Prev Next

Python / Data Science Essentials Interview Questions

How is NumPy linear algebra used in data science applications?

Linear algebra underpins almost all of machine learning — from computing gradients to PCA to solving systems of equations. NumPy's linalg submodule provides production-grade implementations of the core operations.

import numpy as np

# --- Solving a system of linear equations: Ax = b ---
# 2x + y = 8
# x + 3y = 11
A = np.array([[2, 1], [1, 3]])
b = np.array([8, 11])
x = np.linalg.solve(A, b)
print(x)   # [2.6  2.8]  — verify: A @ x ≈ b

# --- Matrix decompositions ---
M = np.array([[3, 1], [1, 3]], dtype=float)

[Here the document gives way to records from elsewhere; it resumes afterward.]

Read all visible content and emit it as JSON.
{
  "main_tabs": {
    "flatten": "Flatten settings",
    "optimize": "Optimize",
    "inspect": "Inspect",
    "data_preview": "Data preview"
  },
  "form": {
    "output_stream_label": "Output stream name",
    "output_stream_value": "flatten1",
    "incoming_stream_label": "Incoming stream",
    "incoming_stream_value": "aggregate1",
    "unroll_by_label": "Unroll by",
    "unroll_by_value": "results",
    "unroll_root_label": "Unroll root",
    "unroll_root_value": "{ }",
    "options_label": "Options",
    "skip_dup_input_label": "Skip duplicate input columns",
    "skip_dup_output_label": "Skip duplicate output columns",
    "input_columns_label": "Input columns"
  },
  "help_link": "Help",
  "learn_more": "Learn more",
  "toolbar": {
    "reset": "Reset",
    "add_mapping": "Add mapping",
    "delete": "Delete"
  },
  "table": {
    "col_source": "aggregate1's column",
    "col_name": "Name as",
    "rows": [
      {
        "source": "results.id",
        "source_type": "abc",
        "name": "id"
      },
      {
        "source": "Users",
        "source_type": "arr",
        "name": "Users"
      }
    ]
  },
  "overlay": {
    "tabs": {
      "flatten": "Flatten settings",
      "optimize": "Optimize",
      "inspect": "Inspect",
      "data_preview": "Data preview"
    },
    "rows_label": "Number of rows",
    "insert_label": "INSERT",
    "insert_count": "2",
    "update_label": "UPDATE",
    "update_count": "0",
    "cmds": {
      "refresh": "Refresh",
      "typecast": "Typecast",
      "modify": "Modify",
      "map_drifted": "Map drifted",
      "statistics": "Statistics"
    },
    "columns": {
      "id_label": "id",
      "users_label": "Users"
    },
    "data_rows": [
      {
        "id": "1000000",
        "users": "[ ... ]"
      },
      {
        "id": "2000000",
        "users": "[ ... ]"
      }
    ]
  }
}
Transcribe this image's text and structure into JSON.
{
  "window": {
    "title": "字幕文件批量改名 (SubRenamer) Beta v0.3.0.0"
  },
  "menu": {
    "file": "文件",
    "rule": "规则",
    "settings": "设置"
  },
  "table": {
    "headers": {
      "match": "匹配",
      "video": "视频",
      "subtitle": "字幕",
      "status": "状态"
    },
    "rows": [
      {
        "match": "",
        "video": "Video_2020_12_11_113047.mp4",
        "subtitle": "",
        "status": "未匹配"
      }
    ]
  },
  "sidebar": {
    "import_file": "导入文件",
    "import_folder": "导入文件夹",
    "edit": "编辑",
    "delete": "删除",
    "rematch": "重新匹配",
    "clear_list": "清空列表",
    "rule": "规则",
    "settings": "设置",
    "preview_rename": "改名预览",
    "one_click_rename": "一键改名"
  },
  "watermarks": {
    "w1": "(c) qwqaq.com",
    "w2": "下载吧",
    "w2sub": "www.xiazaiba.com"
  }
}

# Eigenvalue decomposition
eigenvalues, eigenvectors = np.linalg.eig(M)
# eigenvalues = [4. 2.], eigenvectors (columns) = principal directions

# Singular Value Decomposition — used in PCA, recommendation systems
X = np.random.default_rng(42).random((100, 5))   # 100 samples, 5 features
X -= X.mean(axis=0)                               # centre
U, S, Vt = np.linalg.svd(X, full_matrices=False)
# S = singular values (square roots of eigenvalues of X^T X)
# Vt rows = principal components
# Project onto first 2 components:
X_pca = X @ Vt[:2].T    # shape (100, 2)

# --- Norms ---
v = np.array([3.0, 4.0])
np.linalg.norm(v)        # 5.0 — L2 norm
np.linalg.norm(v, ord=1) # 7.0 — L1 norm

# --- Matrix rank, determinant, inverse ---
np.linalg.matrix_rank(A)
np.linalg.det(A)
np.linalg.inv(A)   # only for square non-singular matrices
np.linalg.pinv(A)  # Moore-Penrose pseudoinverse for non-square

SVD is the engine behind PCA: the right singular vectors (rows of Vt) are the principal components, and the singular values tell you how much variance each component explains. Using full_matrices=False (economy SVD) is essential for tall matrices — it skips computing the large, unused portions of U.

In PCA implemented via SVD, what do the rows of the Vt matrix represent?
Which NumPy function solves the linear system Ax = b without computing the inverse of A?

Invest now in Acorns!!! 🚀 Join Acorns and get your $5 bonus!

Invest now in Acorns!!! 🚀
Join Acorns and get your $5 bonus!

Earn passively and while sleeping

Acorns is a micro-investing app that automatically invests your "spare change" from daily purchases into diversified, expert-built portfolios of ETFs. It is designed for beginners, allowing you to start investing with as little as $5. The service automates saving and investing. Disclosure: I may receive a referral bonus.

Invest now!!! Get Free equity stock (US, UK only)!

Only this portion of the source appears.